What Happened in the Tanstack Supply Chain Attack
Developers and OpenAI Mac users are feeling the impact of a recent software supply chain attack involving the Tanstack library, a popular set of npm packages used in web development. An attacker published 84 malicious versions across 42 Tanstack packages, some of which normally receive millions of weekly downloads. The rogue updates were caught and removed within about 20 minutes by security researchers, but that brief window was enough to pose a real risk. The malicious Tanstack versions were designed to download credential‑stealing malware during the npm install process. Any developer who installed an affected version on 2026-05-11 must treat the machine used for that installation as potentially compromised. This incident highlights how a single compromised dependency can quickly cascade through the ecosystem, quietly delivering malware wherever that dependency is trusted and reused.
How the Tanstack Vulnerability Affected OpenAI Mac Security
OpenAI confirmed that two employee devices with access to its corporate environment installed the malicious Tanstack versions. While OpenAI’s investigation has found no evidence that user data, production systems, or intellectual property were accessed or that its software was altered, the malware did perform credential‑focused exfiltration activity on a small set of internal source code repositories. Critically, those repositories contained code‑signing certificates for OpenAI apps, including iOS, macOS, and Windows products. Code‑signing certificates are what operating systems use to verify that an app is legitimate and untampered. If abused, a threat actor could sign fake apps so they appear to be official OpenAI software and bypass normal Mac security prompts. OpenAI says it has seen no signs that any malicious software has been signed with its certificates, but it is rotating and revoking them as a precaution.
Why Mac Users Must Update ChatGPT and Codex Immediately
Because OpenAI’s previous macOS signing certificates may have been exposed, the company is requiring Mac users to move to newly signed versions of its apps. This includes the ChatGPT and Codex macOS applications. Updating ensures your apps are verified with fresh certificates, reducing any chance that a forged, malicious build could be trusted by macOS under the old keys. OpenAI has announced that it will fully revoke its older macOS certificates on June 12, 2026. After that date, new downloads and first‑time launches of apps signed with the previous certificate will be blocked by macOS security protections. To avoid disruption, Mac users should update now via the in‑app updater or by downloading installers only from OpenAI’s official website. No action is required for OpenAI’s Windows or iOS apps, as their updates are being handled separately by the company.

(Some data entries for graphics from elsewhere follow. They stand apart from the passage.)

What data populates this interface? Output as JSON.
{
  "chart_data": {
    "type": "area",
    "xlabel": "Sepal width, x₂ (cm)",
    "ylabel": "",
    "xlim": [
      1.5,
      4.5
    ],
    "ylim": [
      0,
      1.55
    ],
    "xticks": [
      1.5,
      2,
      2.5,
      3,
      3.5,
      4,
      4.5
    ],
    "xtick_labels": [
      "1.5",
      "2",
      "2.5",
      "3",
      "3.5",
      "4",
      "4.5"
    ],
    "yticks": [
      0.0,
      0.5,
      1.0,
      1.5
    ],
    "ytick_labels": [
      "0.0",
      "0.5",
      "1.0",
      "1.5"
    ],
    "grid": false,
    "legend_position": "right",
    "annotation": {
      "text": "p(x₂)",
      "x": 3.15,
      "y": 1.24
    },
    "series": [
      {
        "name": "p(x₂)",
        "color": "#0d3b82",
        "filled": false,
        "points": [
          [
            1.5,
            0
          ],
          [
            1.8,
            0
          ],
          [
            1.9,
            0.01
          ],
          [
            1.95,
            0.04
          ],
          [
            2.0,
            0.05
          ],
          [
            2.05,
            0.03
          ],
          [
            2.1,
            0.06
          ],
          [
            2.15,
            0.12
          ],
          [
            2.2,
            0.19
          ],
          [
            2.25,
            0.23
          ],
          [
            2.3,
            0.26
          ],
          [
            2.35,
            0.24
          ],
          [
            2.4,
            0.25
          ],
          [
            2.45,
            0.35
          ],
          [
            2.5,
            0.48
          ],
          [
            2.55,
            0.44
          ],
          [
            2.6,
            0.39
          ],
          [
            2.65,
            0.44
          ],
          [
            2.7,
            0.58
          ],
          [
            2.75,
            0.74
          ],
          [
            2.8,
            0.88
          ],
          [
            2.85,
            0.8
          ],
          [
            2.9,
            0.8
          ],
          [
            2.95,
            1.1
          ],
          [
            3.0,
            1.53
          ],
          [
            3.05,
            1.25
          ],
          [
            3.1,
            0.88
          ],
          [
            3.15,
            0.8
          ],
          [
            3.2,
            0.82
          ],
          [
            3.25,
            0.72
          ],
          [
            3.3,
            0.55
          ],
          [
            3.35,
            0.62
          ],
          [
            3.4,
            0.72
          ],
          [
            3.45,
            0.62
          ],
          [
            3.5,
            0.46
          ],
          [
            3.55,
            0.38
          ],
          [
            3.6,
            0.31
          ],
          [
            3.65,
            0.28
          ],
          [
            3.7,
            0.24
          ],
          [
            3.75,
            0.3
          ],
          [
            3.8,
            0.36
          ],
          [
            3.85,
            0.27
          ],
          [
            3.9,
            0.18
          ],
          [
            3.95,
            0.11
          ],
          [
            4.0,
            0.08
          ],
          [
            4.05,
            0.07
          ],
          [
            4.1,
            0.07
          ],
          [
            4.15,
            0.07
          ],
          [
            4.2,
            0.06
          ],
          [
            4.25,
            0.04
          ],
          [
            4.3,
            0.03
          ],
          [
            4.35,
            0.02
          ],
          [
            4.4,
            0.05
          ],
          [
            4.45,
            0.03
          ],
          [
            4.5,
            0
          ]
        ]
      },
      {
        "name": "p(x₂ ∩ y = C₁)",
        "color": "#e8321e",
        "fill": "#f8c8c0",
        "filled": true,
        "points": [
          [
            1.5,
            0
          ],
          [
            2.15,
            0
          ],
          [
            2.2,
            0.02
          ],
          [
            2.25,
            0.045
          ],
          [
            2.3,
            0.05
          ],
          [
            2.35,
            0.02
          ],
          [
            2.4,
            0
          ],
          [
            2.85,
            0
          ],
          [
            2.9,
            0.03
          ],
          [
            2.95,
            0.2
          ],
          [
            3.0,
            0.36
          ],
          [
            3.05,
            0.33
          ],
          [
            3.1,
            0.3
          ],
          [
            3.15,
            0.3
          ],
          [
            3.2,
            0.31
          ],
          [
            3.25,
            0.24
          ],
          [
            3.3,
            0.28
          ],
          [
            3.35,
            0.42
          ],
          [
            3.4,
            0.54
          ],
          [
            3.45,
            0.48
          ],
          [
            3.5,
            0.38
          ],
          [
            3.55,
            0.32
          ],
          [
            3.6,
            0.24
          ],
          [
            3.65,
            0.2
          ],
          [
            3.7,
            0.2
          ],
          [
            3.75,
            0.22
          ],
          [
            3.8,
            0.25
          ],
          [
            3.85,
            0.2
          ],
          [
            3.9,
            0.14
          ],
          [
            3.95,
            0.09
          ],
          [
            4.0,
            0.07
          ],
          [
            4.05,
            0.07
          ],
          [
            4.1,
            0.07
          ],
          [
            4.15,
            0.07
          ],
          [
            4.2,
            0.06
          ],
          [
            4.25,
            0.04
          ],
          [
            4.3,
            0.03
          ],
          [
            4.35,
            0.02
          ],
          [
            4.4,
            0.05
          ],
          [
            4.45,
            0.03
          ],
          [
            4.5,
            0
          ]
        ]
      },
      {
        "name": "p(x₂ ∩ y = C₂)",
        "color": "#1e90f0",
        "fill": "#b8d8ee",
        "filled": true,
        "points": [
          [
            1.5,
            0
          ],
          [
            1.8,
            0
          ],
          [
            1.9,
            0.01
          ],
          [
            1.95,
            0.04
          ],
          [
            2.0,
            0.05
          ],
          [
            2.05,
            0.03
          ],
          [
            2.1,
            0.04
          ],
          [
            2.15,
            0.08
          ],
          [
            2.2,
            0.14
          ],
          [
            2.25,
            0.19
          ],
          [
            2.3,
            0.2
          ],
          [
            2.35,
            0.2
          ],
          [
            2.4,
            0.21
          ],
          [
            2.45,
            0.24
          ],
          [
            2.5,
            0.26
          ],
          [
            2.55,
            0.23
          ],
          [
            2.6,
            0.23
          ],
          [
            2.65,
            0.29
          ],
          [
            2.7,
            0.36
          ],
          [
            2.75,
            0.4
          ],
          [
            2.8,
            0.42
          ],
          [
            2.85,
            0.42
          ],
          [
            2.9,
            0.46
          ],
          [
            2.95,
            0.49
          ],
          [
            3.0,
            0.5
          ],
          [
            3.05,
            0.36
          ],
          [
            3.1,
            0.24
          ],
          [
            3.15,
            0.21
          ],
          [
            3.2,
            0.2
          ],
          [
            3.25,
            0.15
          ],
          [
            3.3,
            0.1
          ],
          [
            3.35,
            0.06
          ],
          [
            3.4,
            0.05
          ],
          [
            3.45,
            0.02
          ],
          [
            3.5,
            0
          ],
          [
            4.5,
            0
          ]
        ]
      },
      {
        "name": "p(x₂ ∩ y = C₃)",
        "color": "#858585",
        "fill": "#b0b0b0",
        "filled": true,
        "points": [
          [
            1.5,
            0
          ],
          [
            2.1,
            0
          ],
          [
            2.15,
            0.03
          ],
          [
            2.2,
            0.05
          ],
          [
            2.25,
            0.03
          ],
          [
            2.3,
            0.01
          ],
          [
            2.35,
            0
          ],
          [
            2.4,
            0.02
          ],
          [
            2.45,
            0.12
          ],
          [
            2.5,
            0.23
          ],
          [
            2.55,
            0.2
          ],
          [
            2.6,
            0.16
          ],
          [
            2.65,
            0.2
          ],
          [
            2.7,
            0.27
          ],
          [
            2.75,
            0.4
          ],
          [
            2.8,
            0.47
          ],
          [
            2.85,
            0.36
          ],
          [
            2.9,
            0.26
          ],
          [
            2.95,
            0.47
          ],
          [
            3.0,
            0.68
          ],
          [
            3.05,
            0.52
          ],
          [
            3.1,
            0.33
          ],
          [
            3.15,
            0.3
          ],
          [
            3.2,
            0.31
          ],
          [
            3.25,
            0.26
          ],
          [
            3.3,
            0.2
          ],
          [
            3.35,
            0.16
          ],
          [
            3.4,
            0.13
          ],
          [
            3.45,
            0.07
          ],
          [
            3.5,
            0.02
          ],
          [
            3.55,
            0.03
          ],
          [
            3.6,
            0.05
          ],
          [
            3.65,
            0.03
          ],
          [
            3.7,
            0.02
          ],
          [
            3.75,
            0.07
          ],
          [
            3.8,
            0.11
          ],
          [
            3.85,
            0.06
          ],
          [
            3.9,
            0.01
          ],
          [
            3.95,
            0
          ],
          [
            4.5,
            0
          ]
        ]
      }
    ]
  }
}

Step‑by‑Step: How to Update and Verify Your OpenAI Mac Apps
To protect yourself from any fallout of the Tanstack vulnerability and the associated supply chain attack, start by updating your OpenAI Mac apps. First, open ChatGPT or Codex on your Mac. In the app menu, look for an option such as “Check for Updates” or “Update” and install any available update. If you prefer a clean install, visit OpenAI’s official download page in your browser, download the latest macOS installer, and follow the on‑screen instructions. Once updated, confirm you are running the newest version by checking the app’s “About” screen and verifying that no further updates are offered. Next, enable automatic updates within the app or through your preferred software management tool so future security patches are applied quickly. Finally, avoid installing any “OpenAI,” “ChatGPT,” or “Codex” apps from links in emails, ads, chat messages, or third‑party download sites.
Best Practices to Guard Against Future Supply Chain Attacks
The Tanstack incident is a reminder that even trusted tools can become attack vectors when threat actors compromise widely used dependencies. To reduce your exposure, always obtain software directly from official vendor sites or trusted app stores, and be skeptical of unexpected installers, especially those promoted through unsolicited emails, messages, or file‑sharing links. For developers, regularly review dependency lists, pin versions when possible, and monitor security advisories for the npm ecosystem. On macOS, keep automatic system and app updates enabled so you receive certificate rotations, malware updates, and security patches promptly. If you installed any vulnerable Tanstack packages on 2026-05-11, treat that system as potentially compromised: change cloud and developer credentials, review logs for unusual access, and consider a full OS reinstall if warranted. Combining timely updates with cautious download habits and strong credential hygiene will significantly improve your resilience against future supply chain attacks.